Barbados is losing out on billions of dollars in foreign exchange and an influx of tourists from the Lesbian, Gay, Bisexual, Transgender, Queer (LGBTQ) community by maintaining “archaic and draconian buggery laws which only serve to repel today’s liberal traveler”, says Donnya Piggott, director of the Barbados Gays and Lesbians Against Discrimination (B-GLAD). Piggott, who returned from an international LGBT conference in West Sussex last week, told Barbados TODAY this fast, growing market could reignite the struggling tourism industry.
“Perhaps the gain and the revival our tourism industry can be one more incentive to do away with these irrelevant and outdated laws which only exaggerate negative views of the Barbados we know,” she said.
Pointing to the World Tourism Market LGBT2020 study, Piggott said it was estimated that “the known gay community would have cumulatively paid a hefty US$200 billion on travel”.
“It’s in the billions because the LGBT community has much more disposable income than the average heterosexual or even the heterosexual couple. Most of the time because you have less children especially in those liberal countries you have more time to focus on careers and in most cases they tend to be better off,” Piggott argued.
Piggott, who disclosed that she met with the Foreign Minister of Canada and other representatives from European countries at the conference, said officials “were really saying that Barbados is losing out tremendously”.
She acknowledged that while the island “doesn’t have heavy discrimination” it is perceived as being homophobic because it is often grouped with countries like Jamaica where discrimination against gays is reportedly high.
“So it’s because of these preconceived notions as well as doing their own research they find that the Caribbean is one of the most homophobic places . . . and seeing laws as harsh as our buggery law, most of them are not going to worry about coming and that’s usually the case. Two consenting adults, in the privacy of their home – or hotel – could face life imprisonment under our buggery law, found in Section 9 of our Sexual Offences Act. Section 12 of the Act also includes a law against serious indecency which, although ambiguous, had been condemned by regional activists for apparently criminalising all forms of same-gender intimacy, including lesbian love,” she argued.
“These penalties infringe upon basic human rights to privacy and a life free from discrimination. Both our own local LGBTQ population and visitors alike are born with these rights and the Caribbean can only stand to benefit if they decide to holistically embrace all people including the LGBTQ community.”
Piggott stressed, however, that there was high interest in Barbados among delegates at the conference.
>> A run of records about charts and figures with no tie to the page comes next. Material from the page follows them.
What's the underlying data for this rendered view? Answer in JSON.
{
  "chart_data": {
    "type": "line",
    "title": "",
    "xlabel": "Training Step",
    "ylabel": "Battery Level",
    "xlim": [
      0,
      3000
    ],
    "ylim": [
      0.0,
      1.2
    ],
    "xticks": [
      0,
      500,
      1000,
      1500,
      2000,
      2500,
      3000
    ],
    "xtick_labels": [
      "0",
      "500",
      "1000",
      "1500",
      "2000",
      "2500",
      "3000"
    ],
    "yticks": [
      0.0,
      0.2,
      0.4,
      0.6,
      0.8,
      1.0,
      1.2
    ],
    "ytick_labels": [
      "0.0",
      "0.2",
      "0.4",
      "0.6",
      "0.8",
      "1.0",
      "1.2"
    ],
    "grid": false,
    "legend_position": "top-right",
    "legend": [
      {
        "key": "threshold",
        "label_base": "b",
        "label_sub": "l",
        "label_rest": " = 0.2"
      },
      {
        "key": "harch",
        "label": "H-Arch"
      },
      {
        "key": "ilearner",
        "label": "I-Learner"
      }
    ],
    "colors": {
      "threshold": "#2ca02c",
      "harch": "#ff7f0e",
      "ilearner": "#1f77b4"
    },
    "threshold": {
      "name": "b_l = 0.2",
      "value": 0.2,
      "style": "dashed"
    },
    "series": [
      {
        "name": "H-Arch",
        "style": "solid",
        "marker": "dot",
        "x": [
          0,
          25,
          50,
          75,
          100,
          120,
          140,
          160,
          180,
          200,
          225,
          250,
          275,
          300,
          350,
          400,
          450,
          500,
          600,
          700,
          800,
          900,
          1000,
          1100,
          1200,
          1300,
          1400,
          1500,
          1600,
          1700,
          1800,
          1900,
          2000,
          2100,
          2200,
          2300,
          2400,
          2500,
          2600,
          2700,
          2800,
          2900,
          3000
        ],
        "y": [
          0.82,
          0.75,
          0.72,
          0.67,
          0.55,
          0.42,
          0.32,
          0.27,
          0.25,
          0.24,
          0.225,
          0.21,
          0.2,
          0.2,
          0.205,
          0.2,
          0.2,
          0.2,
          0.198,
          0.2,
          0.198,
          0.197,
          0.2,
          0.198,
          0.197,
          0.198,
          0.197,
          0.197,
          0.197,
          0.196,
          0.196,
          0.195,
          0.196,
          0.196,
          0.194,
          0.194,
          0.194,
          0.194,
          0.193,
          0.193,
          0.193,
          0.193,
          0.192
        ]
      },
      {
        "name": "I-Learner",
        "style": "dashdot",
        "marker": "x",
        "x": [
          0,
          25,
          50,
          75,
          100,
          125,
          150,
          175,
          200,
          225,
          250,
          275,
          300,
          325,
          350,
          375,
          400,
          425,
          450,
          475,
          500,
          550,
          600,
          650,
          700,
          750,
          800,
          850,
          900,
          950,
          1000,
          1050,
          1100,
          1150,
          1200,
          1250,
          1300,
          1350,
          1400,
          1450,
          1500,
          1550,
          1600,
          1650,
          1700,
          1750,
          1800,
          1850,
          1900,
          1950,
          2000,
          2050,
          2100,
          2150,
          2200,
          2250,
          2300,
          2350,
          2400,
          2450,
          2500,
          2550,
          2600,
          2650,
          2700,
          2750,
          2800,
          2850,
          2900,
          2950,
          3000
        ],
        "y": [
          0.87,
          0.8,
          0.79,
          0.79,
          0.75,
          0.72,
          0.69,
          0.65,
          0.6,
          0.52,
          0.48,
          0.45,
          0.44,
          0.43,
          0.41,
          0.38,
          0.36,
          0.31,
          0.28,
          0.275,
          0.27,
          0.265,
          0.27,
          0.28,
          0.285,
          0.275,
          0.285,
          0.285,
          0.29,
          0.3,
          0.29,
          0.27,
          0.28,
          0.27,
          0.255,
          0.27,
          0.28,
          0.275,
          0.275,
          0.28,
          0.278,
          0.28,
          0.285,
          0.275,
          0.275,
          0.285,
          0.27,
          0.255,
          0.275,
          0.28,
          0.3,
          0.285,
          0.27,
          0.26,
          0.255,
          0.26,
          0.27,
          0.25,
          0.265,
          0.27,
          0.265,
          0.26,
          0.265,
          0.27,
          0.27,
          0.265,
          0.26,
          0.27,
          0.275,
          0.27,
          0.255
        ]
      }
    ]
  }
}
She said apart from gay cruises and the possible hosting of PRIDE events, the island could also reap the dividends from same-sex marriages once it makes an effort to understand the concerns of the LGBTQ community.
The B-GLAD director said: “Especially in European countries, people just want to travel and get married on a tropical island but they have to think about if my wedding is going to be tormented because of a homophobic country. Yes it is going to be nice on the beach, but do I have to contend with homophobic guests, homophobic staff or a homophobic hotel?”